Robotoff primarily provides models to Open Food Facts with real-time inference using Nvidia Triton Inference on CPUs.

However, this approach presents two major gaps:

Challenges in processing large volumes of products during extended job runs
Limited access to larger computing resources, such as GPUs or multi-CPU setups

To fill these gaps, we integrated a batch job feature into Robotoff, leveraging the capabilities of Google Cloud Platform.

Architecture

Robotoff Architecture

The batch job pipeline is structured as follow:

1. Launch job

The role of this command is to prepare and launch the job in the cloud. The launch depends on the type of job to perform, such as ingredients-spellcheck.
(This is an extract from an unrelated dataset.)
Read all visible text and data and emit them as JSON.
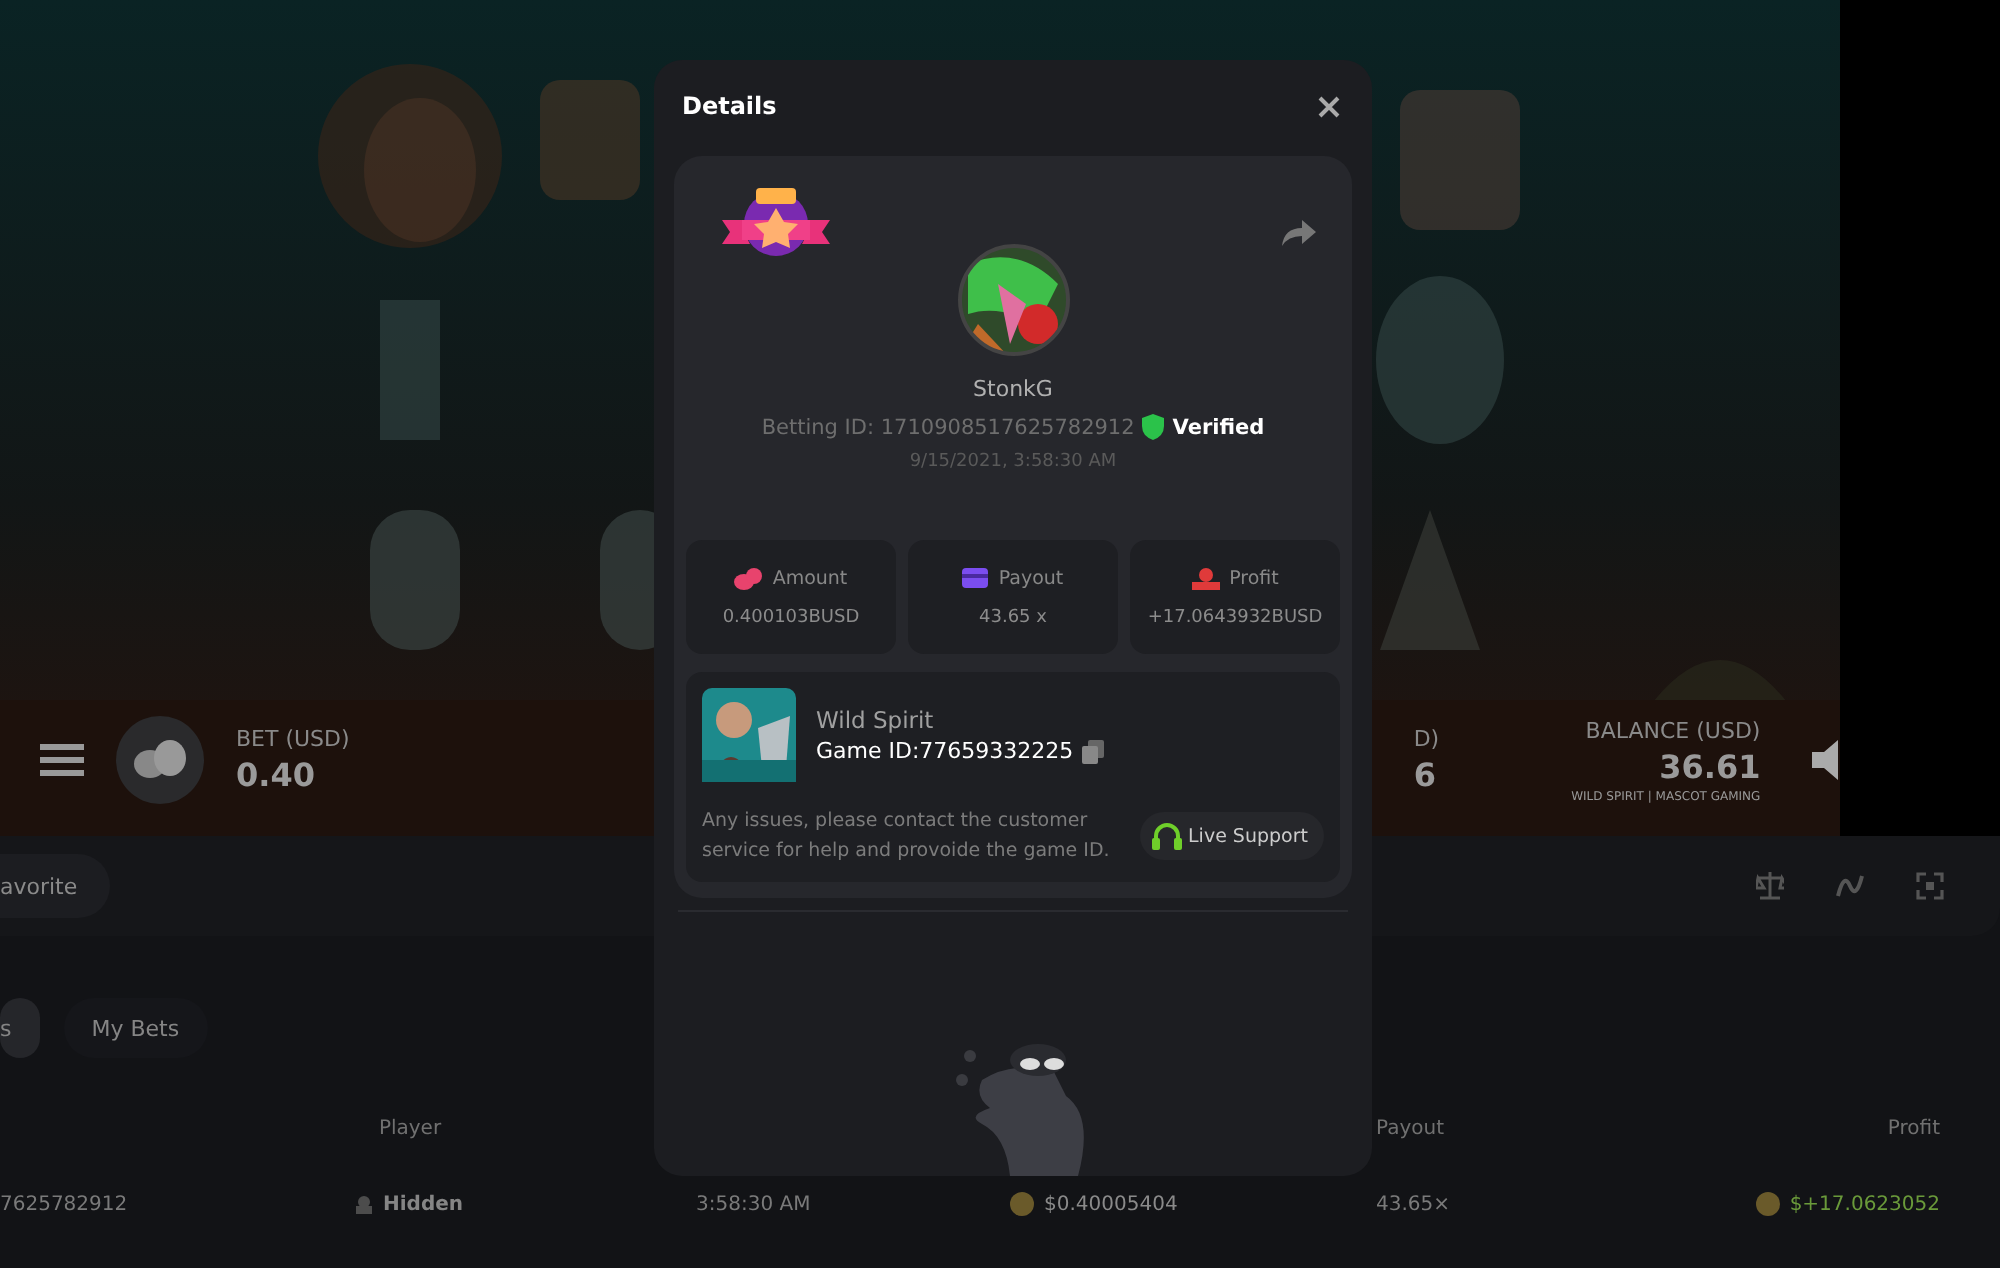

Therefore, it takes as parameter job_type.

Depending on the job type, the command will be responsible of:

Generate the google credentials from the production environment variables,
Extracting, preparing and storing the data to process,
Query the config file relative to the job and validate it using Pydantic,
Launch the google batch job.

The command can be found as a Command launch_batch_job in the CLI directory¹.

2. Config files

The configuration file define the resources and setup allocated to the google batch job. Each batch job requires an unique configuration, stored as a YAML file². It contains:

The resources location,
The type and number of resources allocated,
The maximal run duration,
The number of tasks in parallele,
The number of retries, ...

When initiating a job, the configuration is validated using the Pydantic library. This process serves two purposes:

Prevents errors that could potentially cause the pipeline to fail,
Safeguards against the allocation of unnecessarily expensive resources.
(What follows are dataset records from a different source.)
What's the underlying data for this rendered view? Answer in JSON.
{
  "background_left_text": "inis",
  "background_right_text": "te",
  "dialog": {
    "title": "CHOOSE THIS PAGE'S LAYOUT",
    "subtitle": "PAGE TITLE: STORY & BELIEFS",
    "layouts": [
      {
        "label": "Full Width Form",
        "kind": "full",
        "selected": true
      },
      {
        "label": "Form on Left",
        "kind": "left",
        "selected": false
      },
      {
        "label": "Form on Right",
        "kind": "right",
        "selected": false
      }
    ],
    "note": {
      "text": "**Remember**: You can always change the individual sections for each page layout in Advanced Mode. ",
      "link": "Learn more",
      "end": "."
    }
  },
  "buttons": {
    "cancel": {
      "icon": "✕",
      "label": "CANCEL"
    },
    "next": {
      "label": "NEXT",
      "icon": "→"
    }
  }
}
For more information about Google Batch Job configuration, check the official documentation.

3. The container registry

The container registry represents the core of the batch job. It contains the required dependencies and algorithms.

Docker images are maintained independently of the Robotoff micro-service ³. Each directory contains the files with their Dockerfile. Once built, the Docker image is pushed manually using the Make command written in the Makefile, such as deploy-spellcheck.
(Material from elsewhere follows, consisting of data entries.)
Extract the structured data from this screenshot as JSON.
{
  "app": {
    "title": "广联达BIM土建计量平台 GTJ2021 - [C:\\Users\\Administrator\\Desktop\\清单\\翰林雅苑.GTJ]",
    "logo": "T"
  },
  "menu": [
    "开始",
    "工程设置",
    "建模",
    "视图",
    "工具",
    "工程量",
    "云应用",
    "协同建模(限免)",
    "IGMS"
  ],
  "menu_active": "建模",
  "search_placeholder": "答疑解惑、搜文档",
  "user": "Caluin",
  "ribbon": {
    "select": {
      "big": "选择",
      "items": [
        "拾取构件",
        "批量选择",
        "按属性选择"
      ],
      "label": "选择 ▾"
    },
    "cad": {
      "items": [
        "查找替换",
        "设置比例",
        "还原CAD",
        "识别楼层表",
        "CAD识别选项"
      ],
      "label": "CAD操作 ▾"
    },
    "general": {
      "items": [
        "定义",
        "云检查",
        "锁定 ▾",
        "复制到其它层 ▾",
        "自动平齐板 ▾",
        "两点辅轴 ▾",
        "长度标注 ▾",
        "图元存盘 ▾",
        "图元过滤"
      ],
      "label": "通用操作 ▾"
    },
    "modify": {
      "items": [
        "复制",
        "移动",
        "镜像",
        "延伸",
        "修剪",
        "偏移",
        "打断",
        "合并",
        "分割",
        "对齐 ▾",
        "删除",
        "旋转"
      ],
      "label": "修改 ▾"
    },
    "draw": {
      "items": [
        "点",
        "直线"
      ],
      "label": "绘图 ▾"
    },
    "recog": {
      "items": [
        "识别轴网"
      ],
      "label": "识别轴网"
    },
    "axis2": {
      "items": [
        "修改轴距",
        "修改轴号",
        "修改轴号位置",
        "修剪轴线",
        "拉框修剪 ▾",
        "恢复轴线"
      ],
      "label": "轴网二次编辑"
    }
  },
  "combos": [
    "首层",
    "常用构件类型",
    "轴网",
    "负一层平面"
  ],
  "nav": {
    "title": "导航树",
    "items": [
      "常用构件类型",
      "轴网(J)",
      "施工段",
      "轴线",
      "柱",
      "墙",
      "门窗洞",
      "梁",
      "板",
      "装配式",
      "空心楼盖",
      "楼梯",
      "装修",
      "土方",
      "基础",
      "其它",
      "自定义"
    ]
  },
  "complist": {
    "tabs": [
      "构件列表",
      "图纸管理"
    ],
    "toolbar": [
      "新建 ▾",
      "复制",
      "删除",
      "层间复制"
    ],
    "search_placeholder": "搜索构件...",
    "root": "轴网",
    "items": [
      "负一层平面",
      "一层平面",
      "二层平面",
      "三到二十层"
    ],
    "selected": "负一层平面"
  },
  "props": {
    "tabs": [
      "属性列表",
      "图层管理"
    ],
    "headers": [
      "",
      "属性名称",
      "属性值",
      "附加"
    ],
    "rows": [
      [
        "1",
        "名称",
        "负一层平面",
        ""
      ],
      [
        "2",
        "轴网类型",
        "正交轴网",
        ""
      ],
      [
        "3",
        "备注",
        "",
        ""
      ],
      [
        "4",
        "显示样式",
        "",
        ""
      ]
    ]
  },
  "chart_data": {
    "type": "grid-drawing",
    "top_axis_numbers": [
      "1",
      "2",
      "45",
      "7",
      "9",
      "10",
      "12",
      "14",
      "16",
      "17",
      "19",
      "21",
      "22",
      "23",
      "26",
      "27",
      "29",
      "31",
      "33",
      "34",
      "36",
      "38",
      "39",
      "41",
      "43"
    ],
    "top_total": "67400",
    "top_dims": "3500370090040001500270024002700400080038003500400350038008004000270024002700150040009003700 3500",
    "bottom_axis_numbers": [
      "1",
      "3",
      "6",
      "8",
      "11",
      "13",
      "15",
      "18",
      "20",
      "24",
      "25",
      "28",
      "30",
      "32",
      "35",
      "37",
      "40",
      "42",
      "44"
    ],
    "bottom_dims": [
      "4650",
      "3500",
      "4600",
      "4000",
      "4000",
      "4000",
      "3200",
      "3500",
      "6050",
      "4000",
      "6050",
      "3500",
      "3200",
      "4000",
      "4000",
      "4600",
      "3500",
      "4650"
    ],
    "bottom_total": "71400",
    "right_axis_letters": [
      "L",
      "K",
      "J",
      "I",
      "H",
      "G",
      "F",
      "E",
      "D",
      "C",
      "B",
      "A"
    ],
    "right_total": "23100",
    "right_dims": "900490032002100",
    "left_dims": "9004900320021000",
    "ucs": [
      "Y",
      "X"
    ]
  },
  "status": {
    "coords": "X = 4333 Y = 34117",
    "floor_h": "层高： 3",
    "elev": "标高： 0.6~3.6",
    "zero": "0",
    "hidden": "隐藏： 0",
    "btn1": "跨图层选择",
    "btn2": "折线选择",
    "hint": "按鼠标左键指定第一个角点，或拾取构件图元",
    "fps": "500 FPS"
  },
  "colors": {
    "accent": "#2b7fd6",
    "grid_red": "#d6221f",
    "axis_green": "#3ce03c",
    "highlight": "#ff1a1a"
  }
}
The container needs to be accessible from the batch job once launched. Can be used as registry:

Google Artifact Registry within the project Robotoff,
Docker hub,
Public GitHub repository, such as Robotoff.

4. Batch job

Once launched, the batch job goes throught different stages: SCHEDULED, QUEUED, RUNNING, SUCCEEDED, or FAILED. Each batch job is identified as the job type name associated with the launch datetime.

During the run, all logs are stored in the Batch Job logs file.

The list of batch jobs are located in the Robotoff Google Batch Job.

5. Storage

If the batch job requires to import or export data, we use a storage feature such as Google Storage as an interface between Robotoff and the job running in the cloud.

If Google Storage is used, Google credentials are necessary on the Robotoff side. On the other side, since the Batch Job utilizes the default service account associated with the project Robotoff, no additional setup is required.

6. Import processed data

Once the job is successfully finished, the Robotoff API endpoint is queried from the job run through with an HTTP request.

The role of this endpoint is to load the data processed by the batch job and import the new predictions to the Robotoff database. Check this page to understand the process Robotoff used to transform raw Predictions into Insights.

Since this endpoint has only the vocation of importing the batch job results, it is secured with a BATCH_JOB_KEY from external requests. This secured endpoint follows a Bearer Authentication. The key is set as an environment variable in Robotoff and is defined as batch environment variable during a job launch.

Each batch job has its own method to import, or not, the results of the batch job.

Roles

To launch a batch job and import its results, the following roles needs to be set up:

Artifact Registry Editor: to push Docker Image to the project image registry
Batch Job Editor
Service Account User
Storage Admin

For production, it is preferable to create a custom Service account with these roles.

Additional notes

Links

Check the official Google Batch Job documentation:

Trials and errors notes

Netherland (europe-west4) has GPUs (A100, L4)
Add custom storage capacity to host the heavy docker image (~24GB) by adding BootDisk
1000 products processed: 1:30min (g2-instance-with 8) (overall batch job: 3:25min):
L4: g2-instance-8 hourly cost: $0.896306 ==> ~ 0.05$ to process batch of 1000
A100: a2-highgpu-1g: $3.748064
A100/Cuda doesn't support FP8
A100 has less availability than L4: need to wait for batch job (can be long) or switch to us-east location
Don't forget to enable Batch & Storage API if used without gcloud (link)

see ./robotoff/cli/main.py ↩
see ./robotoff/batch/configs/job_configs ↩
see ./batch/ ↩